What is meant by the above definition is that heroes are extraordinary and exhibit unusual prowess, but these must be complimented by championing life-promoting values and uncompromising commitment to their purpose aimed at the common good.

If one considers Rwanda’s heroes mentioned above there are certain values promoted by each individual or group of individuals mentioned above: Fred Gisa Rwigema is remembered for his patriotism, leadership skills and charisma.

He is fondly remembered by his compatriots as “a selfless, intelligent, courageous and patriotic son of Rwanda”, who championed liberation of his motherland from the shackles of dictatorial political hegemony.

With his comrades he embarked on the quest for total liberation of Rwanda. His colleagues heroically and successfully continued the struggle after he fell, to its logical conclusion.

Madame Agatha Uwiligiyimana, the first female Prime Minister, a nationalist who championed women’s rights attempted to restore calm during genocide but lost her life in the process.

King Rudahigwa who belongs to the second category of heroes is remembered for his patriotism and ability to protect his people and kingdom from the political machination of colonial rule.

Michael Rwagasana was nominated to the second category of heroes because of his commitment to the promotion of national interest at a time when fellow politicians, including his brother Gregoire Kayibanda, for selfish reasons resorted to sectarian politics.

Prior to Independence, some politicians appropriated the colonial legacy of ethnic divisionism to gain political patronage and other advantages.

Parti Permehutu invoked an ethnic card to hype a section of the people as a way of winning the first elections on the country. Thus the first post-colonial government was based on a weak foundation that negated tenets of nationalism which it purported to champion.

The recent condemnation by civil society and existing political parties, notably PPC, of a politician who is bent on replaying the 1961/2 political campaigns is commended.

Our heroes should not have died in vain but rather they should serve as inspiration and/ or reminders that we should act individually and collectively to safeguard national, pro-social values.

The students of Nyange who refused to be separated by genociders died heroes and should be a constant reminder that we should resist any force that attempts to adulterate our nation. As we mark the National Heroes, let us consider what values they represent and uphold them.

There also is a lesson to learn from the catholic nun, Sister Felecite Niyitegeka who refused to give up her fellow Tutsi nuns to killers at the risk of her life.

These heroes are nationalists who should be emulated by us all, young and old. I wish particularly to recommend certain values to readers especially those in political positions or aspirants to those offices.

Although these values are universal, I’m informed by President Obama’s book: The Audacity of Hope.
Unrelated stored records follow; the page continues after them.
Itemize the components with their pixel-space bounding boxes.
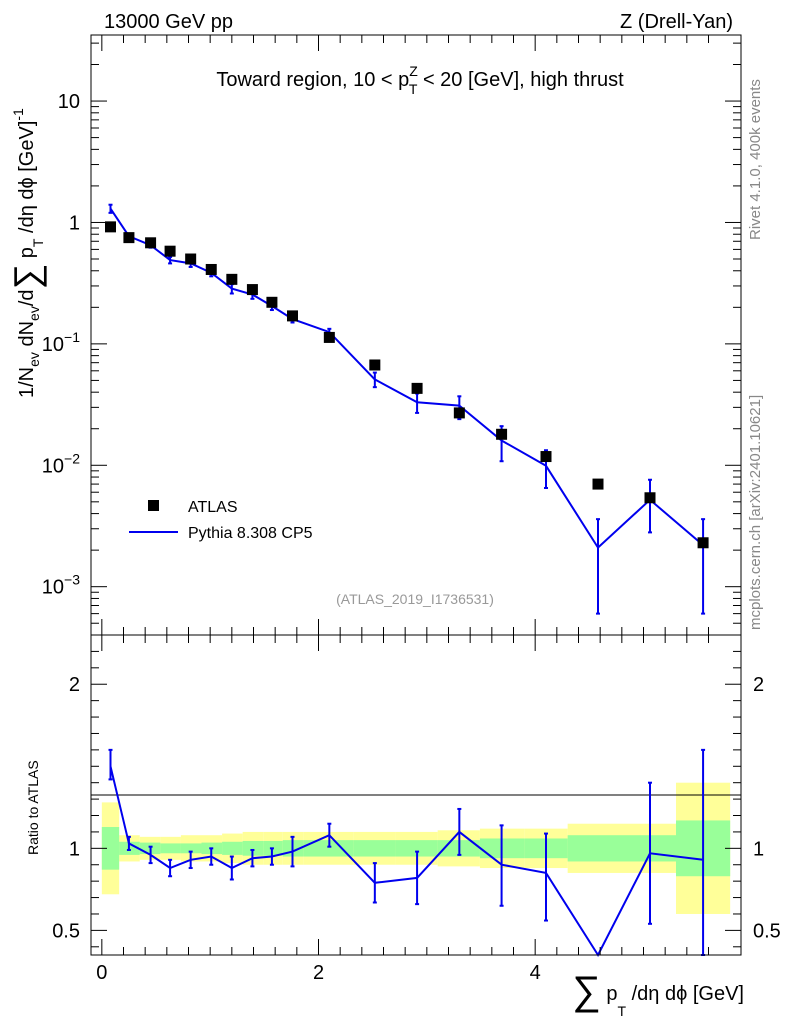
- atlas-point: [205, 263, 217, 275]
- atlas-point: [411, 382, 423, 394]
- atlas-point: [496, 428, 508, 440]
- header-left: 13000 GeV pp: [104, 11, 233, 33]
- ratio-marks: [108, 748, 706, 958]
- legend-atlas-marker: [148, 500, 159, 511]
- ratio-ticks: 2 2 1 1 0.5 0.5 0 2 4: [52, 635, 781, 984]
- main-panel: 10 1 10−1 10−2 10−3 Toward region, 10 < pZ T …: [6, 34, 742, 636]
- main-ytick-label: 10−1: [42, 329, 80, 356]
- legend: ATLAS Pythia 8.308 CP5: [129, 499, 313, 542]
- reference-label: (ATLAS_2019_I1736531): [336, 591, 494, 607]
- ratio-ytick-label-left: 0.5: [52, 920, 80, 942]
- band-inner: [303, 840, 354, 857]
- mc-line: [109, 208, 704, 550]
- main-ytick-label: 10: [58, 91, 80, 113]
- atlas-point: [266, 296, 278, 308]
- ratio-xtick-label: 2: [313, 962, 324, 984]
- atlas-point: [369, 359, 381, 371]
- atlas-point: [145, 237, 157, 249]
- atlas-point: [644, 492, 656, 504]
- main-frame: [90, 34, 742, 636]
- ratio-xtick-label: 0: [96, 962, 107, 984]
- legend-atlas-label: ATLAS: [188, 499, 238, 516]
- main-ytick-label: 10−3: [42, 572, 80, 599]
- atlas-point: [105, 221, 116, 233]
- main-ticks: 10 1 10−1 10−2 10−3: [42, 35, 741, 636]
- atlas-point: [123, 232, 135, 244]
- atlas-point: [323, 331, 335, 343]
- main-title: Toward region, 10 < pZ T < 20 [GeV], high…: [216, 63, 624, 97]
- atlas-point: [226, 273, 238, 285]
- band-inner: [180, 843, 202, 854]
- ratio-ytick-label-right: 0.5: [753, 920, 781, 942]
- ratio-ytick-label-left: 2: [69, 674, 80, 696]
- band-inner: [160, 843, 181, 854]
- band-inner: [101, 827, 120, 870]
- atlas-point: [287, 310, 298, 322]
- band-inner: [222, 841, 243, 855]
- ratio-ytick-label-left: 1: [69, 838, 80, 860]
- atlas-point: [697, 537, 709, 549]
- ratio-frame: [90, 634, 742, 956]
- atlas-point: [164, 245, 176, 257]
- band-inner: [567, 835, 624, 862]
- main-marks: [105, 203, 709, 615]
- band-inner: [395, 840, 438, 857]
- legend-pythia-label: Pythia 8.308 CP5: [188, 525, 313, 542]
- main-ytick-label: 10−2: [42, 450, 80, 477]
- main-ytick-label: 1: [69, 212, 80, 234]
- band-inner: [353, 840, 396, 857]
- ratio-panel: 2 2 1 1 0.5 0.5 0 2 4 Ratio to ATLAS ∑ pT /dη dϕ…: [25, 634, 781, 1019]
- main-ylabel: 1/Nev dNev/d∑ pT /dη dϕ [GeV]-1: [6, 108, 47, 398]
- ratio-ytick-label-right: 1: [753, 838, 764, 860]
- atlas-point: [246, 284, 258, 296]
- atlas-point: [453, 407, 465, 419]
- ratio-xlabel: ∑ pT /dη dϕ [GeV]: [572, 969, 744, 1019]
- atlas-point: [592, 478, 604, 490]
- atlas-point: [185, 253, 197, 265]
- ratio-ytick-label-right: 2: [753, 674, 764, 696]
- mcplots-label: mcplots.cern.ch [arXiv:2401.10621]: [747, 395, 764, 630]
- ratio-xtick-label: 4: [530, 962, 541, 984]
- ratio-ylabel: Ratio to ATLAS: [25, 760, 41, 855]
- rivet-label: Rivet 4.1.0, 400k events: [747, 79, 764, 240]
- band-inner: [242, 840, 264, 856]
- atlas-point: [540, 451, 552, 463]
- header-right: Z (Drell-Yan): [620, 11, 733, 33]
- ratio-bands: [101, 782, 731, 914]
Obama‘s discussion of values is based on American declaration of Independence which states in part, “WE HOLD THESE truths to be self-evident, that all men are equal, that they endowed by their Creator with certain unalienable rights, among these are life, liberty and pursuit of Happiness.”

United States of America is a large country with a diverse population in every sense but held together by a set of communal values, “the glue that upon which every society depends.” 
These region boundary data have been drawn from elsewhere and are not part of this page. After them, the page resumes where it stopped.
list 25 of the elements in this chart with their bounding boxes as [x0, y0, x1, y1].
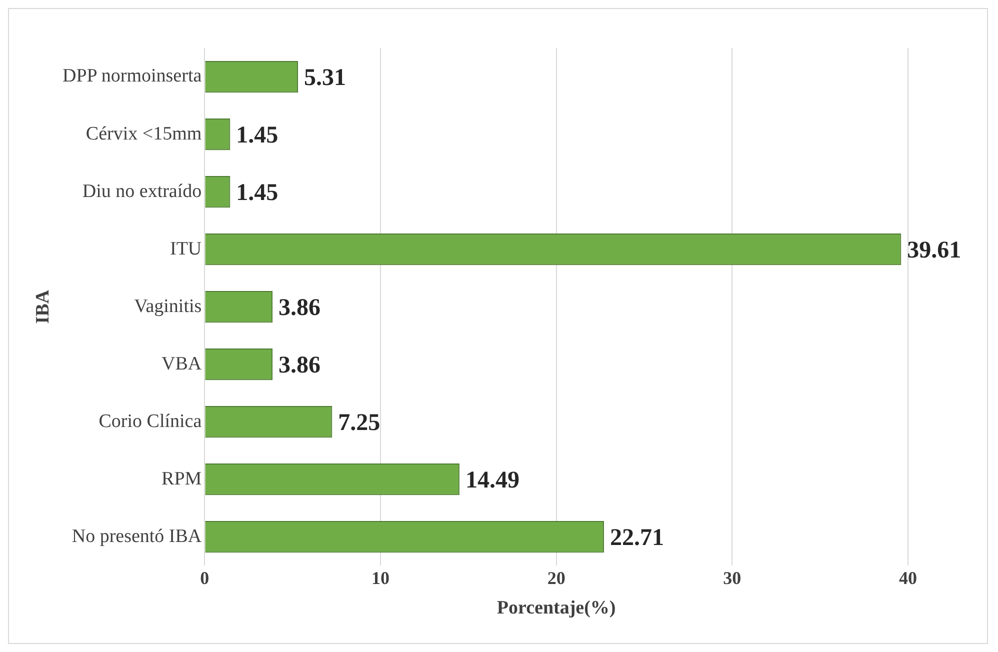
y-tick-label: RPM [162, 468, 202, 490]
y-tick-label: Diu no extraído [82, 180, 202, 202]
data-label: 3.86 [278, 352, 321, 379]
data-label: 1.45 [236, 180, 278, 206]
y-tick-label: No presentó IBA [72, 526, 202, 547]
x-tick-label: 40 [899, 568, 917, 588]
data-label: 14.49 [465, 468, 520, 494]
y-tick-label: VBA [162, 353, 202, 374]
x-tick-label: 20 [547, 568, 566, 588]
data-label: 39.61 [907, 237, 962, 264]
data-label: 1.45 [236, 122, 278, 148]
x-tick-label: 0 [200, 568, 210, 588]
x-axis-title: Porcentaje(%) [496, 598, 616, 619]
y-tick-label: Corio Clínica [98, 410, 202, 432]
y-tick-label: Vaginitis [134, 296, 202, 317]
data-label: 7.25 [338, 410, 380, 436]
y-tick-label: Cérvix <15mm [86, 123, 202, 144]
data-label: 3.86 [278, 295, 321, 322]
data-label: 5.31 [304, 64, 346, 91]
x-tick-label: 30 [723, 568, 742, 588]
data-label: 22.71 [610, 525, 664, 552]
x-tick-label: 10 [371, 568, 390, 588]
y-tick-label: ITU [170, 238, 202, 260]
y-tick-label: DPP normoinserta [62, 66, 202, 87]
y-axis-title: IBA [32, 290, 54, 324]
In addition to championing equality of men, freedom of persons, which I consider the cornerstone of modern societies, our heroes characterize patriotism and a sense of duty and sacrifice to the nation.

Like our heroes, we should value honesty; fairness, humility, kindness, courtesy and compassion as some of the values that guided our heroes 

Obama observes that in every society there are tensions and our values may collide because we live in a complex and contradictory world, and advises that in such cases a balance must be sought without resorting to violence or other outrageous methods.

As we prepare to commemorate National Heroes Day, let’s reflect on values that will make our nation stronger. I agree with Obama when he says that “sometimes we need cultural transformation and government action - a change in values and a change in policy- to promote the kind of society we want” but the process of change has to be within the matrix of our value system.